First things first, I have to admit, that I have a love-hate relationship with the CRTC. While I’ve applauded the regulatory body on several initiatives such as the no non-sense guidelines on 911 services and ‘do not call’ violations, I’ve also strongly advocated the need to do more on other fronts such as preventing cellphone theft and implementing uniform payphone rates.
Of course, my underlying concern, is that the CRTC should always be sensitive to the telecommunication needs of Canadians. In general, the regulatory body has done a decent job on that front but there’s always scope to do better. The CRTC last week announced that it will continue the search for a sustainable solution to the telecom needs of Canadians with hearing and speech disabilities.
Though Text relay services are the norm for people with such disabilities, the regulatory body has been looking at the feasibility of offering a video service to better meet their needs.
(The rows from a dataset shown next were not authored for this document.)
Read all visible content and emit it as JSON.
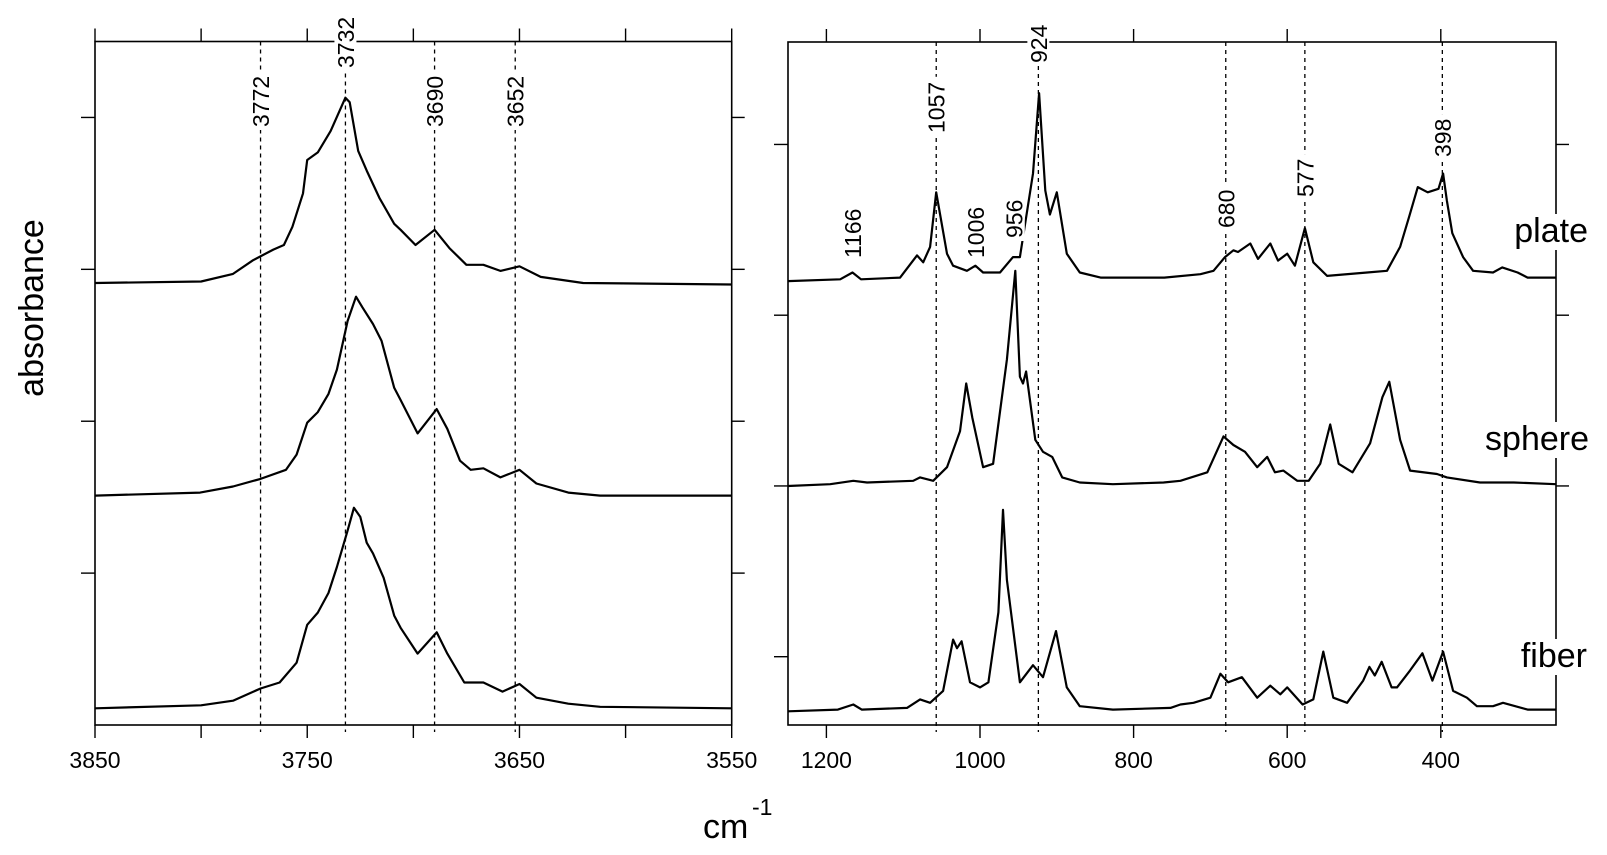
{
  "chart_data": [
    {
      "type": "line",
      "panel": "left",
      "xlim": [
        3850,
        3550
      ],
      "ylim": [
        0,
        4.5
      ],
      "x_reversed": true,
      "grid": false,
      "xticks": [
        3850,
        3750,
        3650,
        3550
      ],
      "xminor": [
        3800,
        3700,
        3600
      ],
      "yticks": [
        1,
        2,
        3,
        4
      ],
      "annotations": [
        {
          "label": "3772",
          "x": 3772
        },
        {
          "label": "3732",
          "x": 3732
        },
        {
          "label": "3690",
          "x": 3690
        },
        {
          "label": "3652",
          "x": 3652
        }
      ],
      "series": [
        {
          "points": [
            [
              3850,
              2.91
            ],
            [
              3800,
              2.92
            ],
            [
              3785,
              2.97
            ],
            [
              3775.5,
              3.06
            ],
            [
              3766,
              3.13
            ],
            [
              3761,
              3.16
            ],
            [
              3757,
              3.28
            ],
            [
              3752,
              3.5
            ],
            [
              3750,
              3.72
            ],
            [
              3745,
              3.77
            ],
            [
              3739,
              3.91
            ],
            [
              3732,
              4.13
            ],
            [
              3730,
              4.1
            ],
            [
              3726,
              3.78
            ],
            [
              3722,
              3.65
            ],
            [
              3716,
              3.47
            ],
            [
              3709,
              3.3
            ],
            [
              3706,
              3.26
            ],
            [
              3699,
              3.16
            ],
            [
              3690,
              3.26
            ],
            [
              3683,
              3.14
            ],
            [
              3675,
              3.03
            ],
            [
              3667,
              3.03
            ],
            [
              3659,
              2.99
            ],
            [
              3650,
              3.02
            ],
            [
              3640,
              2.95
            ],
            [
              3620,
              2.91
            ],
            [
              3550,
              2.9
            ]
          ]
        },
        {
          "points": [
            [
              3850,
              1.51
            ],
            [
              3800.5,
              1.53
            ],
            [
              3785,
              1.57
            ],
            [
              3772,
              1.62
            ],
            [
              3760,
              1.68
            ],
            [
              3755,
              1.78
            ],
            [
              3750,
              1.99
            ],
            [
              3745,
              2.06
            ],
            [
              3740,
              2.18
            ],
            [
              3736,
              2.34
            ],
            [
              3731,
              2.66
            ],
            [
              3727,
              2.82
            ],
            [
              3724,
              2.75
            ],
            [
              3719,
              2.64
            ],
            [
              3715,
              2.53
            ],
            [
              3709,
              2.22
            ],
            [
              3706,
              2.14
            ],
            [
              3698,
              1.92
            ],
            [
              3689,
              2.08
            ],
            [
              3684,
              1.95
            ],
            [
              3678,
              1.74
            ],
            [
              3673,
              1.68
            ],
            [
              3667,
              1.69
            ],
            [
              3659,
              1.63
            ],
            [
              3650,
              1.68
            ],
            [
              3642,
              1.59
            ],
            [
              3627,
              1.53
            ],
            [
              3612,
              1.51
            ],
            [
              3550,
              1.51
            ]
          ]
        },
        {
          "points": [
            [
              3850,
              0.11
            ],
            [
              3800,
              0.13
            ],
            [
              3785,
              0.16
            ],
            [
              3772,
              0.24
            ],
            [
              3763,
              0.28
            ],
            [
              3755,
              0.41
            ],
            [
              3750,
              0.66
            ],
            [
              3745,
              0.74
            ],
            [
              3740,
              0.87
            ],
            [
              3736,
              1.04
            ],
            [
              3731,
              1.28
            ],
            [
              3728,
              1.43
            ],
            [
              3725,
              1.37
            ],
            [
              3722,
              1.2
            ],
            [
              3719,
              1.13
            ],
            [
              3714,
              0.97
            ],
            [
              3709,
              0.72
            ],
            [
              3706,
              0.64
            ],
            [
              3698,
              0.47
            ],
            [
              3689,
              0.61
            ],
            [
              3684,
              0.47
            ],
            [
              3676,
              0.28
            ],
            [
              3667,
              0.28
            ],
            [
              3658,
              0.22
            ],
            [
              3650,
              0.27
            ],
            [
              3642,
              0.18
            ],
            [
              3627,
              0.14
            ],
            [
              3612,
              0.12
            ],
            [
              3550,
              0.11
            ]
          ]
        }
      ],
      "ylabel": "absorbance"
    },
    {
      "type": "line",
      "panel": "right",
      "xlim": [
        1250,
        250
      ],
      "ylim": [
        0,
        4
      ],
      "x_reversed": true,
      "grid": false,
      "xticks": [
        1200,
        1000,
        800,
        600,
        400
      ],
      "yticks": [
        0.4,
        1.4,
        2.4,
        3.4
      ],
      "annotations": [
        {
          "label": "1166",
          "x": 1166,
          "line": false
        },
        {
          "label": "1057",
          "x": 1057,
          "line": true
        },
        {
          "label": "1006",
          "x": 1006,
          "line": false
        },
        {
          "label": "956",
          "x": 956,
          "line": false
        },
        {
          "label": "924",
          "x": 924,
          "line": true
        },
        {
          "label": "680",
          "x": 680,
          "line": true
        },
        {
          "label": "577",
          "x": 577,
          "line": true
        },
        {
          "label": "398",
          "x": 398,
          "line": true
        }
      ],
      "series": [
        {
          "name": "plate",
          "points": [
            [
              1250,
              2.6
            ],
            [
              1182,
              2.61
            ],
            [
              1166,
              2.65
            ],
            [
              1155,
              2.61
            ],
            [
              1104,
              2.62
            ],
            [
              1082,
              2.75
            ],
            [
              1074,
              2.71
            ],
            [
              1065,
              2.8
            ],
            [
              1057,
              3.12
            ],
            [
              1043,
              2.76
            ],
            [
              1035,
              2.69
            ],
            [
              1017,
              2.66
            ],
            [
              1006,
              2.69
            ],
            [
              996,
              2.65
            ],
            [
              974,
              2.65
            ],
            [
              957,
              2.74
            ],
            [
              948,
              2.74
            ],
            [
              931,
              3.23
            ],
            [
              923,
              3.7
            ],
            [
              915,
              3.13
            ],
            [
              909,
              2.99
            ],
            [
              900,
              3.12
            ],
            [
              887,
              2.76
            ],
            [
              870,
              2.65
            ],
            [
              843,
              2.62
            ],
            [
              760,
              2.62
            ],
            [
              713,
              2.64
            ],
            [
              696,
              2.66
            ],
            [
              681,
              2.74
            ],
            [
              670,
              2.78
            ],
            [
              664,
              2.77
            ],
            [
              648,
              2.82
            ],
            [
              638,
              2.73
            ],
            [
              622,
              2.82
            ],
            [
              612,
              2.72
            ],
            [
              600,
              2.76
            ],
            [
              590,
              2.69
            ],
            [
              577,
              2.91
            ],
            [
              566,
              2.71
            ],
            [
              548,
              2.63
            ],
            [
              496,
              2.65
            ],
            [
              470,
              2.66
            ],
            [
              453,
              2.8
            ],
            [
              441,
              2.98
            ],
            [
              430,
              3.15
            ],
            [
              417,
              3.12
            ],
            [
              403,
              3.14
            ],
            [
              397,
              3.23
            ],
            [
              392,
              3.07
            ],
            [
              385,
              2.88
            ],
            [
              371,
              2.74
            ],
            [
              358,
              2.66
            ],
            [
              332,
              2.65
            ],
            [
              320,
              2.68
            ],
            [
              300,
              2.65
            ],
            [
              287,
              2.62
            ],
            [
              250,
              2.62
            ]
          ]
        },
        {
          "name": "sphere",
          "points": [
            [
              1250,
              1.4
            ],
            [
              1195,
              1.41
            ],
            [
              1165,
              1.43
            ],
            [
              1147,
              1.42
            ],
            [
              1087,
              1.43
            ],
            [
              1078,
              1.45
            ],
            [
              1061,
              1.43
            ],
            [
              1043,
              1.51
            ],
            [
              1026,
              1.72
            ],
            [
              1018,
              2.0
            ],
            [
              1010,
              1.8
            ],
            [
              996,
              1.51
            ],
            [
              983,
              1.53
            ],
            [
              965,
              2.14
            ],
            [
              954,
              2.66
            ],
            [
              948,
              2.04
            ],
            [
              944,
              2.0
            ],
            [
              940,
              2.07
            ],
            [
              928,
              1.67
            ],
            [
              918,
              1.6
            ],
            [
              906,
              1.57
            ],
            [
              893,
              1.45
            ],
            [
              870,
              1.42
            ],
            [
              827,
              1.41
            ],
            [
              761,
              1.42
            ],
            [
              739,
              1.43
            ],
            [
              704,
              1.48
            ],
            [
              683,
              1.69
            ],
            [
              670,
              1.64
            ],
            [
              655,
              1.6
            ],
            [
              639,
              1.51
            ],
            [
              626,
              1.57
            ],
            [
              616,
              1.48
            ],
            [
              605,
              1.49
            ],
            [
              587,
              1.43
            ],
            [
              572,
              1.43
            ],
            [
              557,
              1.53
            ],
            [
              544,
              1.76
            ],
            [
              533,
              1.53
            ],
            [
              515,
              1.48
            ],
            [
              492,
              1.65
            ],
            [
              476,
              1.92
            ],
            [
              467,
              2.01
            ],
            [
              453,
              1.67
            ],
            [
              440,
              1.49
            ],
            [
              405,
              1.47
            ],
            [
              392,
              1.45
            ],
            [
              349,
              1.42
            ],
            [
              305,
              1.42
            ],
            [
              250,
              1.41
            ]
          ]
        },
        {
          "name": "fiber",
          "points": [
            [
              1250,
              0.08
            ],
            [
              1185,
              0.09
            ],
            [
              1165,
              0.12
            ],
            [
              1154,
              0.09
            ],
            [
              1095,
              0.1
            ],
            [
              1078,
              0.15
            ],
            [
              1065,
              0.13
            ],
            [
              1048,
              0.2
            ],
            [
              1035,
              0.5
            ],
            [
              1030,
              0.45
            ],
            [
              1024,
              0.49
            ],
            [
              1013,
              0.25
            ],
            [
              1000,
              0.22
            ],
            [
              989,
              0.25
            ],
            [
              976,
              0.66
            ],
            [
              970,
              1.26
            ],
            [
              965,
              0.85
            ],
            [
              948,
              0.25
            ],
            [
              931,
              0.35
            ],
            [
              918,
              0.28
            ],
            [
              901,
              0.55
            ],
            [
              887,
              0.22
            ],
            [
              870,
              0.11
            ],
            [
              827,
              0.09
            ],
            [
              752,
              0.1
            ],
            [
              739,
              0.12
            ],
            [
              722,
              0.13
            ],
            [
              700,
              0.16
            ],
            [
              687,
              0.3
            ],
            [
              677,
              0.25
            ],
            [
              659,
              0.28
            ],
            [
              639,
              0.16
            ],
            [
              622,
              0.23
            ],
            [
              609,
              0.18
            ],
            [
              600,
              0.22
            ],
            [
              580,
              0.12
            ],
            [
              566,
              0.15
            ],
            [
              553,
              0.43
            ],
            [
              540,
              0.16
            ],
            [
              522,
              0.13
            ],
            [
              501,
              0.26
            ],
            [
              493,
              0.34
            ],
            [
              486,
              0.29
            ],
            [
              477,
              0.37
            ],
            [
              464,
              0.22
            ],
            [
              457,
              0.22
            ],
            [
              440,
              0.32
            ],
            [
              424,
              0.42
            ],
            [
              411,
              0.26
            ],
            [
              397,
              0.43
            ],
            [
              384,
              0.2
            ],
            [
              366,
              0.16
            ],
            [
              353,
              0.11
            ],
            [
              332,
              0.11
            ],
            [
              319,
              0.13
            ],
            [
              287,
              0.09
            ],
            [
              250,
              0.09
            ]
          ]
        }
      ]
    }
  ],
  "xlabel": {
    "base": "cm",
    "superscript": "-1"
  },
  "colors": {
    "line": "#000000",
    "background": "#ffffff"
  }
}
The regulatory body was in a similar situation three years back when it needed to decide the future of video relay services. Back then, the CRTC concluded that it needed more information on the matter, including the number of people requiring the service and its projected use and cost.
Faced with the same questions again, the CRTC last week decided that further study is required to better understand the different projections regarding use and cost of the service. The regulatory body recently received final reports from both Telus and Bell Canada on their respective video relay service initiatives. However, conflicting reports from the ‘Big Two’ regarding the projected use and cost of video relay service, has put the CRTC again in fact finding mode.
The regulatory body also plans to review other international initiatives and technological advancements to further improve the accessibility of communications services for people with hearing and speech disabilities. The reports submitted by the two wireless companies are available publicly here – Telus and Bell Canada.